C’est normal d’aider le club mais je ne sais pas encore si ce sera nécessaire, on ne sait pas où on en est. Les droits télé de la prochaine saison seront plus élevés (1,153 milliard d’euros, dont 780 M€ de Mediapro), je suis persuadé que les clubs pourront s’en sortir. Et si ça devient problématique, on s’assoira autour d’une table.

dantecaen

Comment se passe le confinement au Brésil ?

 

Il ne faut pas penser que je suis au carnaval, au bord de la piscine, et que je reçois du monde à la maison. Je suis aussi très confiné. Je suis resté à l’heure française car mes enfants ont l’école en visioconférence, ils se réveillent à 3 heures du matin pour suivre les cours à 8 heures en France. Il fait encore nuit, c’est bizarre.

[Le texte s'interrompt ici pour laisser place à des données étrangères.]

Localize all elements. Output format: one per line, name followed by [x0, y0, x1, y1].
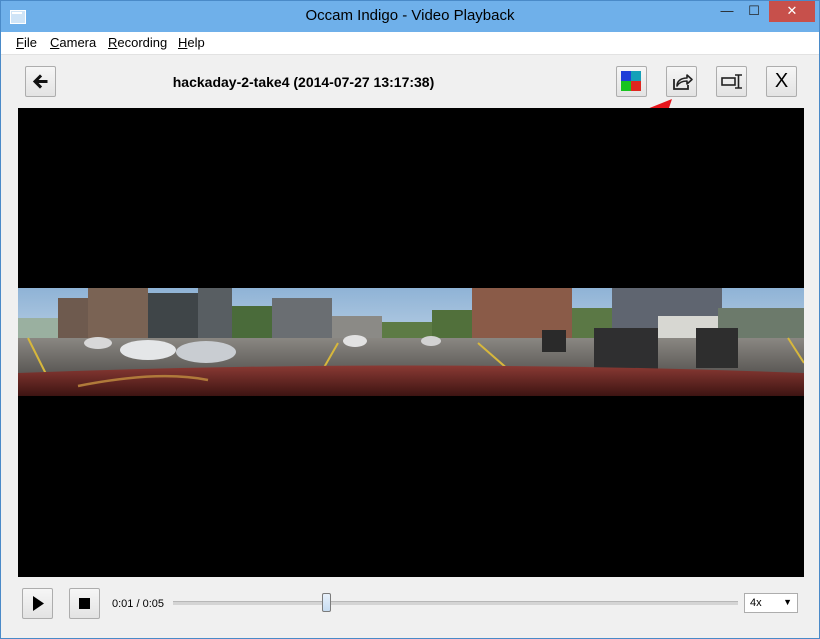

Je les aide pour les cours, les devoirs, j’enchaîne avec mes entraînements, on regarde un film et on va dormir.

 

Avez-eu eu des moments de déprime ?

 

Quand je reviens en vacances, la maison est pleine, on fait des barbecues. Là, tu vois la piscine, le soleil, mais tu n’as pas envie de sortir, de te baigner, car la situation est particulièrement difficile au Brésil. En France, c’est au moins organisé économiquement. Chez nous, beaucoup de membres de ma famille ont un budget de 200 euros par mois, et comme ils ne travaillent plus, le gouvernement ne donne que 80 euros. Le quartier d’où je viens est très pauvre, je dois les aider. C’est dur de laisser les gens que tu connais avoir faim. Je me sens mieux d’être ici auprès d’eux, pour apporter un soutien moral et financier.

 

Savez-vous quand vous reviendrez en France ?

 

C’est encore flou, je suis à la disposition du club mais le plus important est de se consacrer à la santé de nos proches.